Da qui è tutto in discesa, verso le nostre emozioni: “Veleno”, “Alibi”, “Ragni”. Una tripletta che stringe, che prende alla gola e lascia senza fiato. Ma non è nulla in confronto a quello che arriva dopo: un medley chitarra e voce, un tuffo nel passato, nei ricordi di quello che siamo stati. E li riconosci subito quelli che c’erano già dall’inizio, quando i post-concerti si facevano in cerchio cantando “Paglie” – che oggi non fa più – e sorseggiando birra.
Poi basta un attimo: il primo accordo, e le lacrime arrivano. “Volersi Male” è stata – senza che me ne accorgessi – la colonna sonora della mia rinascita. Un brano che sa di pazzie fatte per la musica, per quest’amore viscerale e travolgente che ti stravolge la vita. Ha il sorriso delle nuove amicizie e degli amori finiti. Ha il profumo delle sere d’estate che ti restano attaccate addosso per un inverno intero e ha gli occhi, dolci, di chi riesce ancora a commuoversi ai concerti.
Il concerto prosegue, si salta da un brano all’altro. Dalle hit che tutti conosciamo a quelle canzoni che hanno segnato la sua carriera, fino ad arrivare alla canzone che – probabilmente – ha segnato inevitabilmente la sua consacrazione. Parlo, ovviamente di Tango. Le torce invadono l’Ippodromo e la sensazione è chiara: stiamo vivendo un momento che ricorderemo per sempre. C’è poco da dire, ci sono attimi, emozioni, che ti restano attaccate addosso e i concerti di Alberto sono proprio così.
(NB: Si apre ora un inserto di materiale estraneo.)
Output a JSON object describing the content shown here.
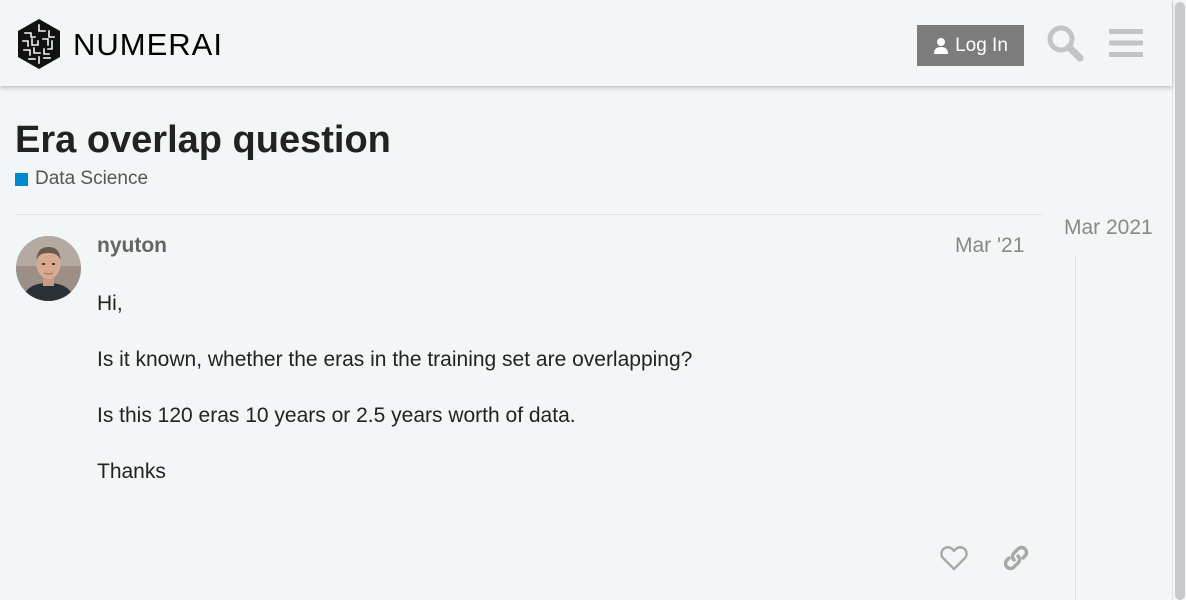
{
  "header": {
    "logo_text": "NUMERAI",
    "login_label": "Log In",
    "search_icon": "search-icon",
    "menu_icon": "hamburger-menu-icon"
  },
  "topic": {
    "title": "Era overlap question",
    "category": {
      "label": "Data Science",
      "color": "#0088cc"
    }
  },
  "post": {
    "username": "nyuton",
    "date": "Mar '21",
    "paragraphs": [
      "Hi,",
      "Is it known, whether the eras in the training set are overlapping?",
      "Is this 120 eras 10 years or 2.5 years worth of data.",
      "Thanks"
    ],
    "actions": [
      "heart-icon",
      "link-icon"
    ]
  },
  "timeline": {
    "date": "Mar 2021"
  },
  "colors": {
    "background": "#f2f6f7",
    "login_button": "#7c7c7c",
    "icon_gray": "#c2c4c6",
    "accent": "#0088cc"
  }
}
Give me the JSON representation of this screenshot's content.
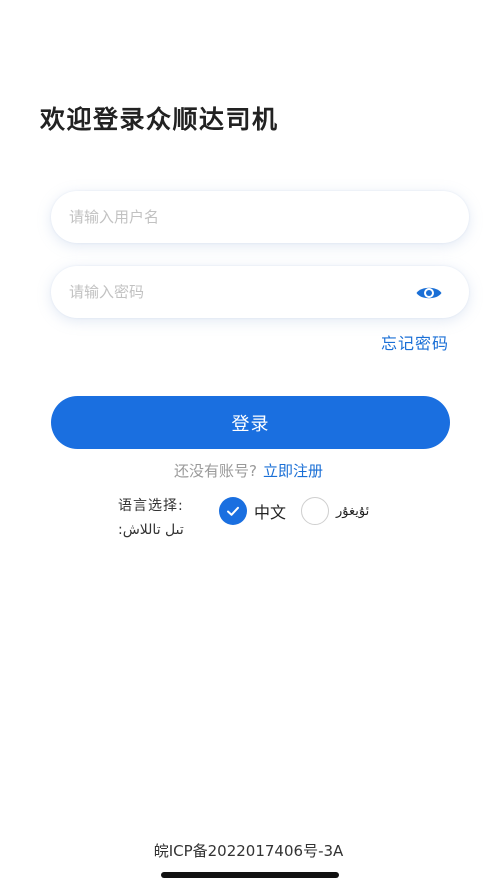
{
  "title": "欢迎登录众顺达司机",
  "form": {
    "username_placeholder": "请输入用户名",
    "username_value": "",
    "password_placeholder": "请输入密码",
    "password_value": "",
    "eye_icon": "eye-icon",
    "forgot_password_label": "忘记密码",
    "login_label": "登录"
  },
  "register": {
    "prompt": "还没有账号?",
    "link_label": "立即注册"
  },
  "language": {
    "label_zh": "语言选择:",
    "label_ug": "تىل تاللاش:",
    "options": [
      {
        "label": "中文",
        "selected": true
      },
      {
        "label": "ئۇيغۇر",
        "selected": false
      }
    ]
  },
  "footer": {
    "icp": "皖ICP备2022017406号-3A"
  },
  "colors": {
    "accent": "#1a6fe0",
    "link": "#1a6fd6",
    "placeholder": "#c2c2c2",
    "muted": "#9a9a9a"
  }
}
Se poi vicino a te hai una persona speciale, una di quelle che ti supporta, ma ti lascia vivere le tue emozioni è ancora più bello. Perchè si, Tananai è condivisione.
Quando le luci cominciano ad abbassarsi e l’ultima nota si spegne nell’aria, rimane qualcosa che va oltre la musica. Le voci piano piano si zittiscono, ma nessuno ha davvero voglia di andarsene. Restiamo lì, fermi, con la sensazione che qualcosa di importante sia appena successo. Gli occhi lucidi, i sorrisi stanchi, i telefoni pieni di video sgranati e cuori gonfi di tutto quello che è passato per quel palco. Tananai saluta, ci ringrazia, si congeda. Consapevole che ci rivedremo, di nuovo, sempre sotta la stessa cassa. Si, proprio quella che giriamo in “mezza Europa”.
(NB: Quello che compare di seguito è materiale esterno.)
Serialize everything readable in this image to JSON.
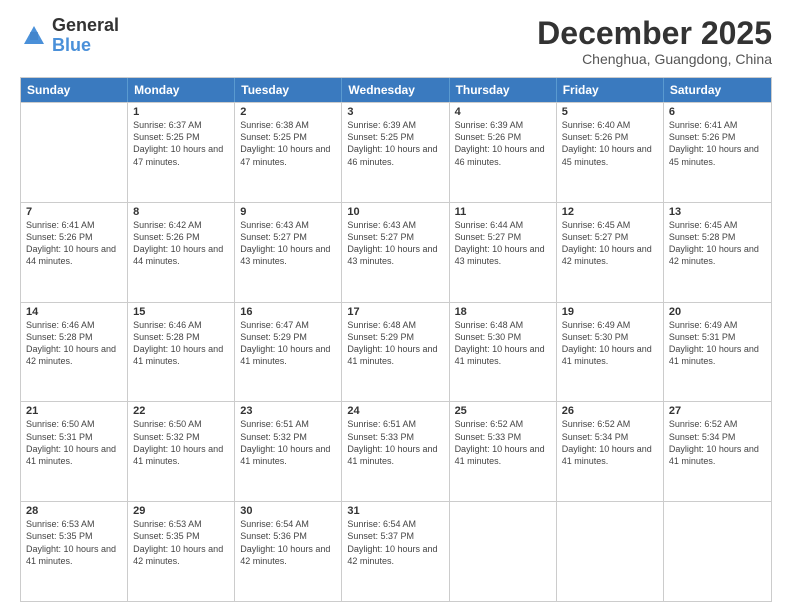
{
  "logo": {
    "general": "General",
    "blue": "Blue"
  },
  "title": "December 2025",
  "subtitle": "Chenghua, Guangdong, China",
  "header_days": [
    "Sunday",
    "Monday",
    "Tuesday",
    "Wednesday",
    "Thursday",
    "Friday",
    "Saturday"
  ],
  "weeks": [
    [
      {
        "day": "",
        "info": ""
      },
      {
        "day": "1",
        "info": "Sunrise: 6:37 AM\nSunset: 5:25 PM\nDaylight: 10 hours and 47 minutes."
      },
      {
        "day": "2",
        "info": "Sunrise: 6:38 AM\nSunset: 5:25 PM\nDaylight: 10 hours and 47 minutes."
      },
      {
        "day": "3",
        "info": "Sunrise: 6:39 AM\nSunset: 5:25 PM\nDaylight: 10 hours and 46 minutes."
      },
      {
        "day": "4",
        "info": "Sunrise: 6:39 AM\nSunset: 5:26 PM\nDaylight: 10 hours and 46 minutes."
      },
      {
        "day": "5",
        "info": "Sunrise: 6:40 AM\nSunset: 5:26 PM\nDaylight: 10 hours and 45 minutes."
      },
      {
        "day": "6",
        "info": "Sunrise: 6:41 AM\nSunset: 5:26 PM\nDaylight: 10 hours and 45 minutes."
      }
    ],
    [
      {
        "day": "7",
        "info": "Sunrise: 6:41 AM\nSunset: 5:26 PM\nDaylight: 10 hours and 44 minutes."
      },
      {
        "day": "8",
        "info": "Sunrise: 6:42 AM\nSunset: 5:26 PM\nDaylight: 10 hours and 44 minutes."
      },
      {
        "day": "9",
        "info": "Sunrise: 6:43 AM\nSunset: 5:27 PM\nDaylight: 10 hours and 43 minutes."
      },
      {
        "day": "10",
        "info": "Sunrise: 6:43 AM\nSunset: 5:27 PM\nDaylight: 10 hours and 43 minutes."
      },
      {
        "day": "11",
        "info": "Sunrise: 6:44 AM\nSunset: 5:27 PM\nDaylight: 10 hours and 43 minutes."
      },
      {
        "day": "12",
        "info": "Sunrise: 6:45 AM\nSunset: 5:27 PM\nDaylight: 10 hours and 42 minutes."
      },
      {
        "day": "13",
        "info": "Sunrise: 6:45 AM\nSunset: 5:28 PM\nDaylight: 10 hours and 42 minutes."
      }
    ],
    [
      {
        "day": "14",
        "info": "Sunrise: 6:46 AM\nSunset: 5:28 PM\nDaylight: 10 hours and 42 minutes."
      },
      {
        "day": "15",
        "info": "Sunrise: 6:46 AM\nSunset: 5:28 PM\nDaylight: 10 hours and 41 minutes."
      },
      {
        "day": "16",
        "info": "Sunrise: 6:47 AM\nSunset: 5:29 PM\nDaylight: 10 hours and 41 minutes."
      },
      {
        "day": "17",
        "info": "Sunrise: 6:48 AM\nSunset: 5:29 PM\nDaylight: 10 hours and 41 minutes."
      },
      {
        "day": "18",
        "info": "Sunrise: 6:48 AM\nSunset: 5:30 PM\nDaylight: 10 hours and 41 minutes."
      },
      {
        "day": "19",
        "info": "Sunrise: 6:49 AM\nSunset: 5:30 PM\nDaylight: 10 hours and 41 minutes."
      },
      {
        "day": "20",
        "info": "Sunrise: 6:49 AM\nSunset: 5:31 PM\nDaylight: 10 hours and 41 minutes."
      }
    ],
    [
      {
        "day": "21",
        "info": "Sunrise: 6:50 AM\nSunset: 5:31 PM\nDaylight: 10 hours and 41 minutes."
      },
      {
        "day": "22",
        "info": "Sunrise: 6:50 AM\nSunset: 5:32 PM\nDaylight: 10 hours and 41 minutes."
      },
      {
        "day": "23",
        "info": "Sunrise: 6:51 AM\nSunset: 5:32 PM\nDaylight: 10 hours and 41 minutes."
      },
      {
        "day": "24",
        "info": "Sunrise: 6:51 AM\nSunset: 5:33 PM\nDaylight: 10 hours and 41 minutes."
      },
      {
        "day": "25",
        "info": "Sunrise: 6:52 AM\nSunset: 5:33 PM\nDaylight: 10 hours and 41 minutes."
      },
      {
        "day": "26",
        "info": "Sunrise: 6:52 AM\nSunset: 5:34 PM\nDaylight: 10 hours and 41 minutes."
      },
      {
        "day": "27",
        "info": "Sunrise: 6:52 AM\nSunset: 5:34 PM\nDaylight: 10 hours and 41 minutes."
      }
    ],
    [
      {
        "day": "28",
        "info": "Sunrise: 6:53 AM\nSunset: 5:35 PM\nDaylight: 10 hours and 41 minutes."
      },
      {
        "day": "29",
        "info": "Sunrise: 6:53 AM\nSunset: 5:35 PM\nDaylight: 10 hours and 42 minutes."
      },
      {
        "day": "30",
        "info": "Sunrise: 6:54 AM\nSunset: 5:36 PM\nDaylight: 10 hours and 42 minutes."
      },
      {
        "day": "31",
        "info": "Sunrise: 6:54 AM\nSunset: 5:37 PM\nDaylight: 10 hours and 42 minutes."
      },
      {
        "day": "",
        "info": ""
      },
      {
        "day": "",
        "info": ""
      },
      {
        "day": "",
        "info": ""
      }
    ]
  ]
}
Capannelle si svuota, torniamo a casa sudati, scombinati, ma pieni di quella pienezza che solo la musica vera può lasciare. Quelle serate che non si scrollano di dosso facilmente. Di quelle che, anche domani, profumano ancora. Di un’estate che è appena cominciata, ma già ha il sapore di un Ichnusa.